Enquanto lá esteve, a sua anfitriã tomou a iniciativa de o defender e levou-o a fazer uma queixa à polícia. Estamos em finais de 2010. E o rapaz, com o maxilar mais ou menos tratado, mas ainda com os ferros, já podia falar, mal, mas fazia-se entender.

No seguimento da sua queixa, os autores desta tramóia, o Ricardo e o Rui, foram chamados a fazer declarações, o que, mais uma vez, permitiu a entrada em cena da indefectível gasosa.

Os algozes do Joaquim declararam não se sabe bem o quê, mas não é isso que é importante. O importante é que em Angola a lei parece funcionar muito mal, principalmente, quando se trata de gente pobre, as punições por força de lei não existem, para os grandes, aplicam-se quando calha, a preceito, e se for a arraia-miúda a apelar à justiça, quase sempre nem por sombras terá hipótese de ganhar a sua causa.

O Ricardo e o Rui passeiam-se hoje por essas ruas esburacadas de Luanda nos seus jipes, escorreitos, totalmente impunes, enquanto neste preciso momento, Joaquim, um jovem de 19 anos, a quem foi negado o acesso ao ensino, escravizado durante quase dez anos e ainda por cima alvo exclusivo de uma tentativa de assassinato, luta para que tratem definitivamente do seu maxilar.
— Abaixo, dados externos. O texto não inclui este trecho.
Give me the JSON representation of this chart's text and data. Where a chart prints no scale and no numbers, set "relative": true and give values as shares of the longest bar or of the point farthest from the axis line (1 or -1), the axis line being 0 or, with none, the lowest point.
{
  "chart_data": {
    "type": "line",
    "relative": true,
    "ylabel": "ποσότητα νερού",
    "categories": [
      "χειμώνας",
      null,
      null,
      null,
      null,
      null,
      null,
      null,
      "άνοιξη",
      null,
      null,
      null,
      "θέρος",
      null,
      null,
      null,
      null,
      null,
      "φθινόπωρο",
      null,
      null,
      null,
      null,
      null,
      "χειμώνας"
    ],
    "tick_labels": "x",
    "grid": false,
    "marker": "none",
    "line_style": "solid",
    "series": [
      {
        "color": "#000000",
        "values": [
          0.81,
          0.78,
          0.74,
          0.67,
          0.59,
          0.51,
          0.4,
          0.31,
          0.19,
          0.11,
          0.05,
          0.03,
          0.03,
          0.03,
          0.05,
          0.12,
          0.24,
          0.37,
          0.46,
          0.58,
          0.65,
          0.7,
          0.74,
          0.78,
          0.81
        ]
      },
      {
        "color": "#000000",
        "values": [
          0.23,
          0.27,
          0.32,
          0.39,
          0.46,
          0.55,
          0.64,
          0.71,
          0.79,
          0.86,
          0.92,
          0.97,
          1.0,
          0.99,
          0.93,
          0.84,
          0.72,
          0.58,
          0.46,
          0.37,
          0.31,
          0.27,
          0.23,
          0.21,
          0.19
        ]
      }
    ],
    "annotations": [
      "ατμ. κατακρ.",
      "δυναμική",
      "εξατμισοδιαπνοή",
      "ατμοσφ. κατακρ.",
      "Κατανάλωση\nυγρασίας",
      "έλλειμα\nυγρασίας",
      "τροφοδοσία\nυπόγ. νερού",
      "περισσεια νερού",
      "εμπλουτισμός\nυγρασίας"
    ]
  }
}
Não pede mais nada, nem vingança nem resgate, só espera que os seus carrascos paguem o tratamento do seu maxilar e lhe retirem os ferros que serviram para levar a cabo a operação

Em sua frente perfila-se uma vida de miséria e de dor. Dezanove anos, Joaquim, a idade do amor. Mas para ele… o que será isso, amor?